Full list of stuff left to do for M1:

  • Implement add/remove quests on a quest giver.
  • Add a button + cursor behaviour to let the player set the quest destination for each quest on the quest giver.
  • Implement UI to let the player set Hunt/Fetch quest type for each quest on the quest giver.
  • Interface to set the quest giver’s level (Should this be set on the quest giver, or on individual quests, or maybe on grinding areas?  Grinding areas might actually be the best place to set it;  then hunt quests can inherit their level from the grinding area they’re targeting, and this would allow a single region to contain both high-level and low-level areas, if desired.  On the other hand, this would allow a quest giver’s first quest to be higher level than his second quest, which is certainly undesirable.  But maybe it should be the player’s job to just not do that.  This will require more thought.)
  • Subscriber AI should prefer to do quests of a level matching his own level.  (however quest level is determined.  See above.)
  • Subscriber AI needs to send their player to a new region, once they’ve out-levelled their current region, or if they become bored and decide to go exploring.  (For M1, characters will despawn and their subscribers will unsubscribe upon reaching the region exit, after scoring)
  • For M1 only, implement a simple on-screen scoring system to report the number and percentage of characters to exit the region.  Bonus points for characters who are level 5 when they leave, and for subscribers who are not bored at the time that they leave the starting region.  Maybe also bonus points for more time taken before leaving?  Not sure about that one.

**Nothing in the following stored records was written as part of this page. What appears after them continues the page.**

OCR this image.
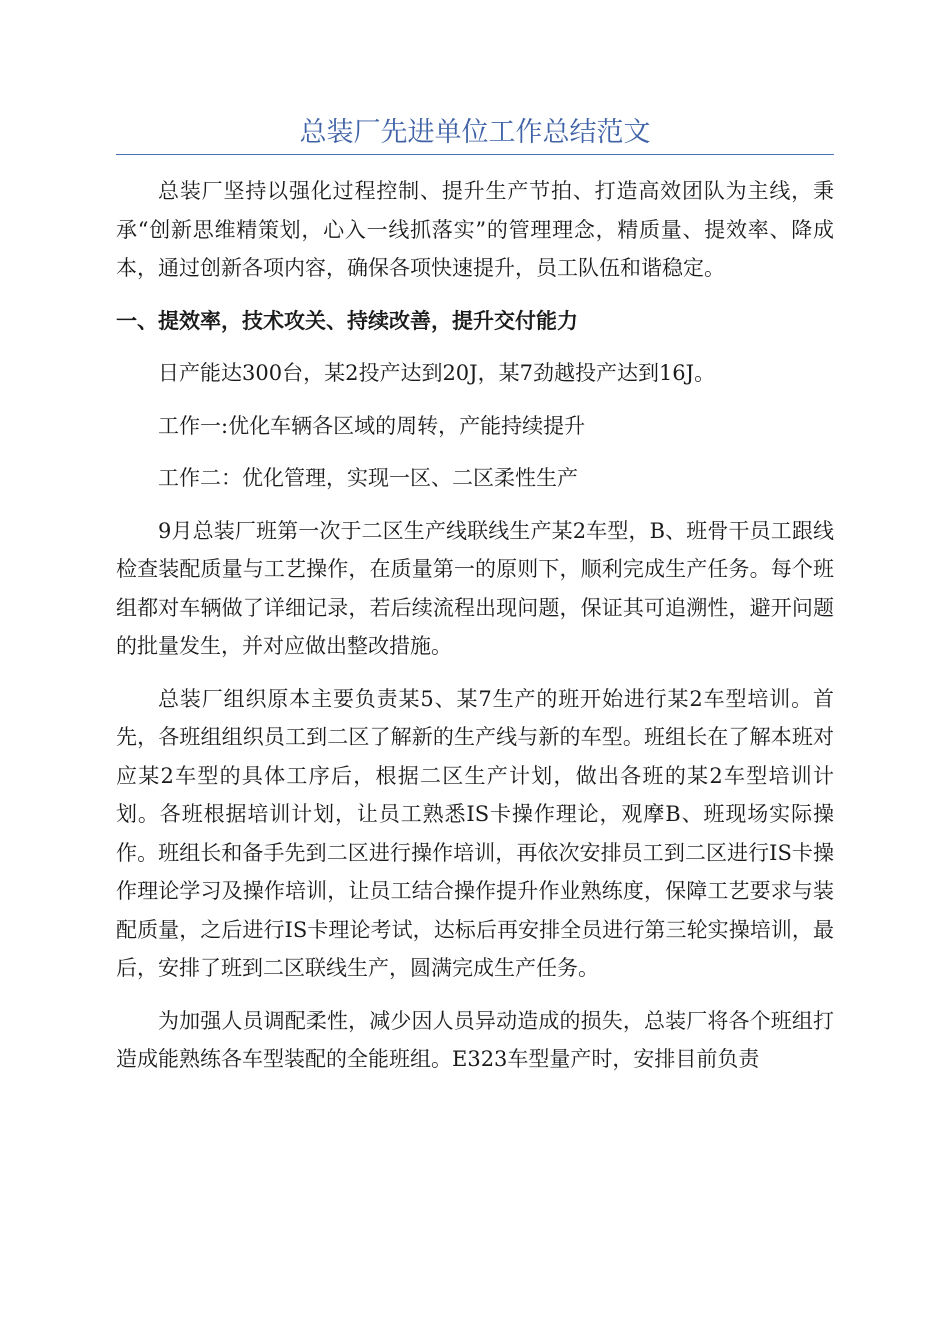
总装厂先进单位工作总结范文

总装厂坚持以强化过程控制、提升生产节拍、打造高效团队为主线，秉承“创新思维精策划，心入一线抓落实”的管理理念，精质量、提效率、降成本，通过创新各项内容，确保各项快速提升，员工队伍和谐稳定。

一、提效率，技术攻关、持续改善，提升交付能力

日产能达300台，某2投产达到20J，某7劲越投产达到16J。

工作一:优化车辆各区域的周转，产能持续提升

工作二：优化管理，实现一区、二区柔性生产

9月总装厂班第一次于二区生产线联线生产某2车型，B、班骨干员工跟线检查装配质量与工艺操作，在质量第一的原则下，顺利完成生产任务。每个班组都对车辆做了详细记录，若后续流程出现问题，保证其可追溯性，避开问题的批量发生，并对应做出整改措施。

总装厂组织原本主要负责某5、某7生产的班开始进行某2车型培训。首先，各班组组织员工到二区了解新的生产线与新的车型。班组长在了解本班对应某2车型的具体工序后，根据二区生产计划，做出各班的某2车型培训计划。各班根据培训计划，让员工熟悉IS卡操作理论，观摩B、班现场实际操作。班组长和备手先到二区进行操作培训，再依次安排员工到二区进行IS卡操作理论学习及操作培训，让员工结合操作提升作业熟练度，保障工艺要求与装配质量，之后进行IS卡理论考试，达标后再安排全员进行第三轮实操培训，最后，安排了班到二区联线生产，圆满完成生产任务。

为加强人员调配柔性，减少因人员异动造成的损失，总装厂将各个班组打造成能熟练各车型装配的全能班组。E323车型量产时，安排目前负责
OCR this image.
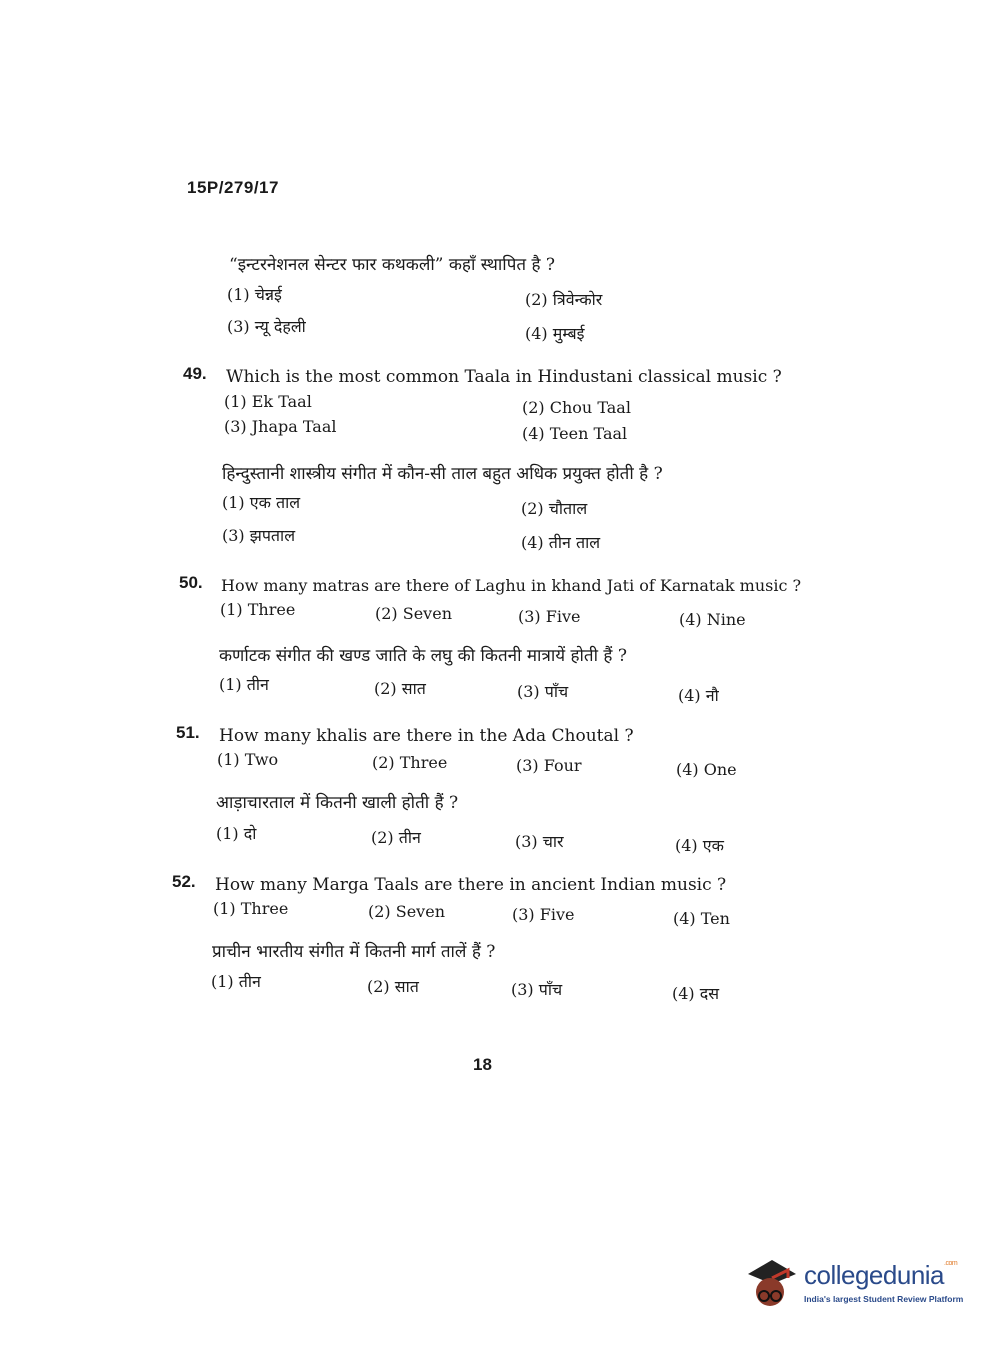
15P/279/17
“इन्टरनेशनल सेन्टर फार कथकली” कहाँ स्थापित है ?
(1) चेन्नई	(2) त्रिवेन्कोर
(3) न्यू देहली	(4) मुम्बई
49. Which is the most common Taala in Hindustani classical music ?
(1) Ek Taal	(2) Chou Taal
(3) Jhapa Taal	(4) Teen Taal
हिन्दुस्तानी शास्त्रीय संगीत में कौन-सी ताल बहुत अधिक प्रयुक्त होती है ?
(1) एक ताल	(2) चौताल
(3) झपताल	(4) तीन ताल
50. How many matras are there of Laghu in khand Jati of Karnatak music ?
(1) Three	(2) Seven	(3) Five	(4) Nine
कर्णाटक संगीत की खण्ड जाति के लघु की कितनी मात्रायें होती हैं ?
(1) तीन	(2) सात	(3) पाँच	(4) नौ
51. How many khalis are there in the Ada Choutal ?
(1) Two	(2) Three	(3) Four	(4) One
आड़ाचारताल में कितनी खाली होती हैं ?
(1) दो	(2) तीन	(3) चार	(4) एक
52. How many Marga Taals are there in ancient Indian music ?
(1) Three	(2) Seven	(3) Five	(4) Ten
प्राचीन भारतीय संगीत में कितनी मार्ग तालें हैं ?
(1) तीन	(2) सात	(3) पाँच	(4) दस
18
collegedunia$^{.com}$
India's largest Student Review Platform
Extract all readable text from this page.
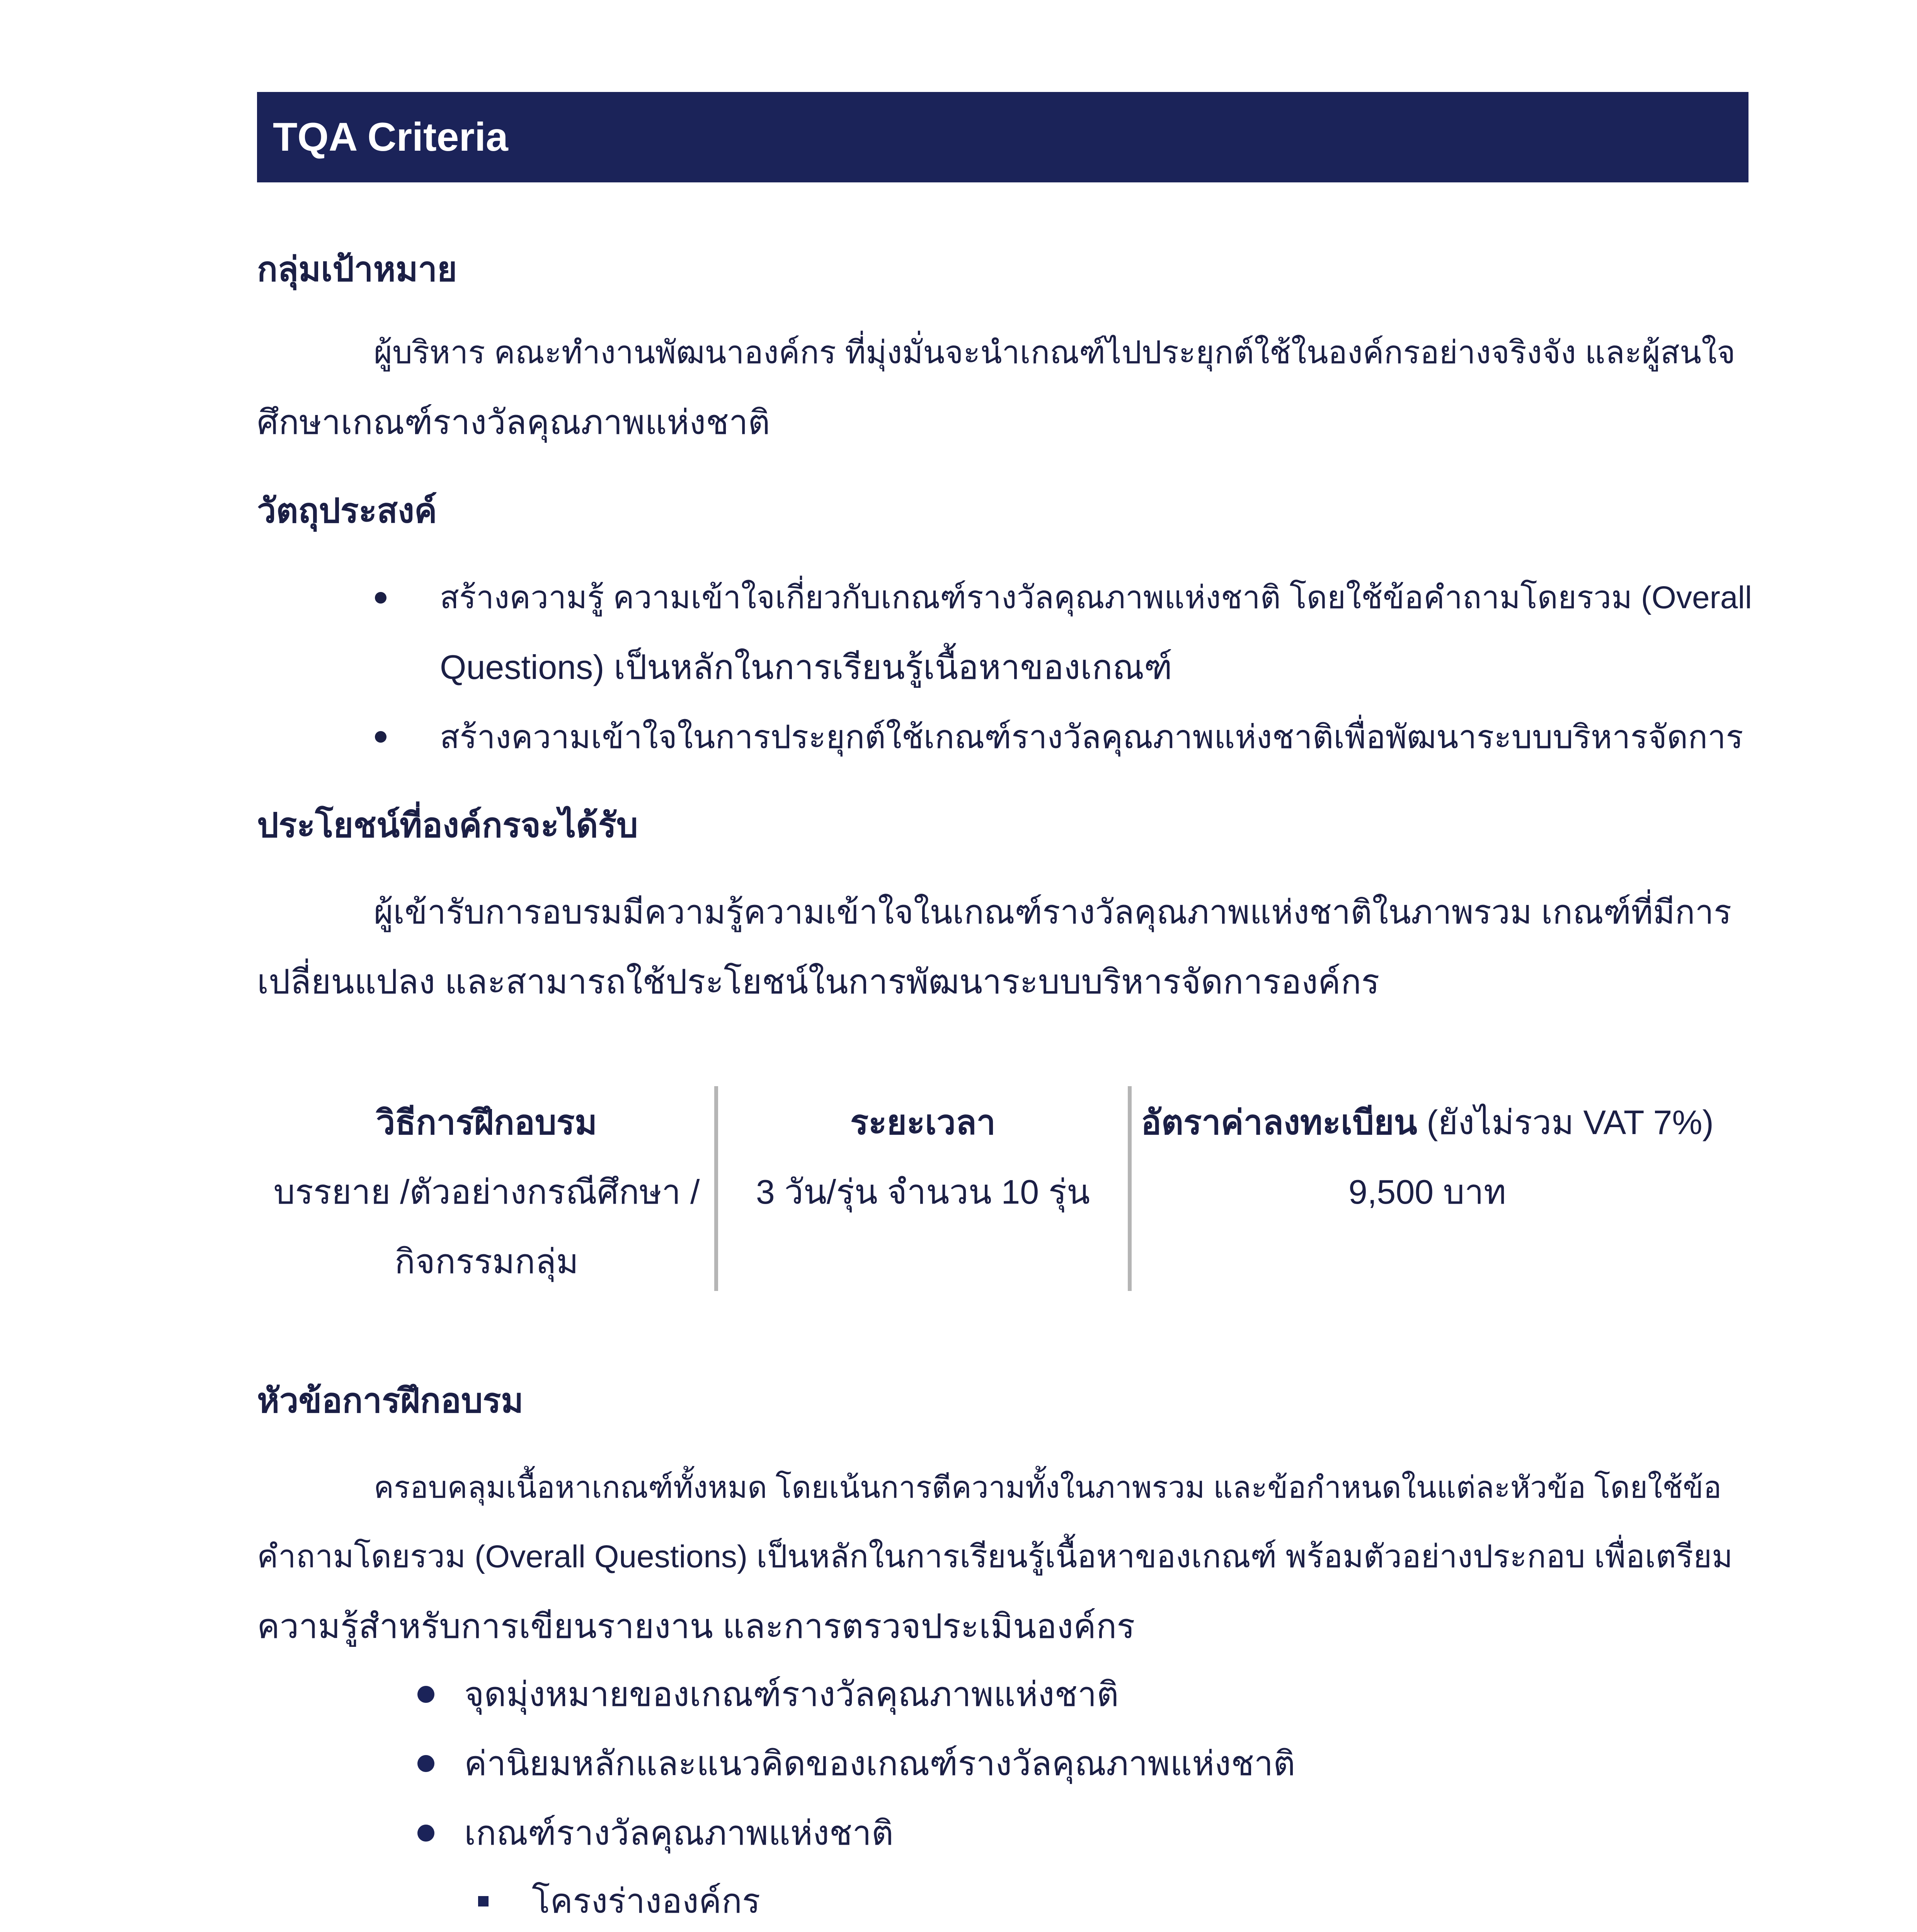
TQA Criteria
กลุ่มเป้าหมาย
ผู้บริหาร คณะทำงานพัฒนาองค์กร ที่มุ่งมั่นจะนำเกณฑ์ไปประยุกต์ใช้ในองค์กรอย่างจริงจัง และผู้สนใจ
ศึกษาเกณฑ์รางวัลคุณภาพแห่งชาติ
วัตถุประสงค์
สร้างความรู้ ความเข้าใจเกี่ยวกับเกณฑ์รางวัลคุณภาพแห่งชาติ โดยใช้ข้อคำถามโดยรวม (Overall
Questions) เป็นหลักในการเรียนรู้เนื้อหาของเกณฑ์
สร้างความเข้าใจในการประยุกต์ใช้เกณฑ์รางวัลคุณภาพแห่งชาติเพื่อพัฒนาระบบบริหารจัดการ
ประโยชน์ที่องค์กรจะได้รับ
ผู้เข้ารับการอบรมมีความรู้ความเข้าใจในเกณฑ์รางวัลคุณภาพแห่งชาติในภาพรวม เกณฑ์ที่มีการ
เปลี่ยนแปลง และสามารถใช้ประโยชน์ในการพัฒนาระบบบริหารจัดการองค์กร
วิธีการฝึกอบรม
บรรยาย /ตัวอย่างกรณีศึกษา /
กิจกรรมกลุ่ม
ระยะเวลา
3 วัน/รุ่น จำนวน 10 รุ่น
อัตราค่าลงทะเบียน (ยังไม่รวม VAT 7%)
9,500 บาท
หัวข้อการฝึกอบรม
ครอบคลุมเนื้อหาเกณฑ์ทั้งหมด โดยเน้นการตีความทั้งในภาพรวม และข้อกำหนดในแต่ละหัวข้อ โดยใช้ข้อ
คำถามโดยรวม (Overall Questions) เป็นหลักในการเรียนรู้เนื้อหาของเกณฑ์ พร้อมตัวอย่างประกอบ เพื่อเตรียม
ความรู้สำหรับการเขียนรายงาน และการตรวจประเมินองค์กร
จุดมุ่งหมายของเกณฑ์รางวัลคุณภาพแห่งชาติ
ค่านิยมหลักและแนวคิดของเกณฑ์รางวัลคุณภาพแห่งชาติ
เกณฑ์รางวัลคุณภาพแห่งชาติ
โครงร่างองค์กร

  • For M1 only, automatically place a region exit at one edge of the starting region, locked so that the player cannot move or destroy it.
  • For M1 only, remove “capital city” from the building interface;  M1 is about building a starting area, so having a major capital city is not appropriate.
  • For M1 only, remove “game mode 3” from code+data.  Not going to tip my hand about that one just yet.  :)
  • Create a simple (but easily recognisable) visual model for graveyards.
  • Set up a simple system for writing out OpenGL driver and performance data to a text file, to help tune performance and find what sort of hardware I need to support.
  • Win32 build.  (the Win32 build is, sadly, extremely out-of-date at the moment.  It’s Visual Studio project really needs some love, to bring it up to date.)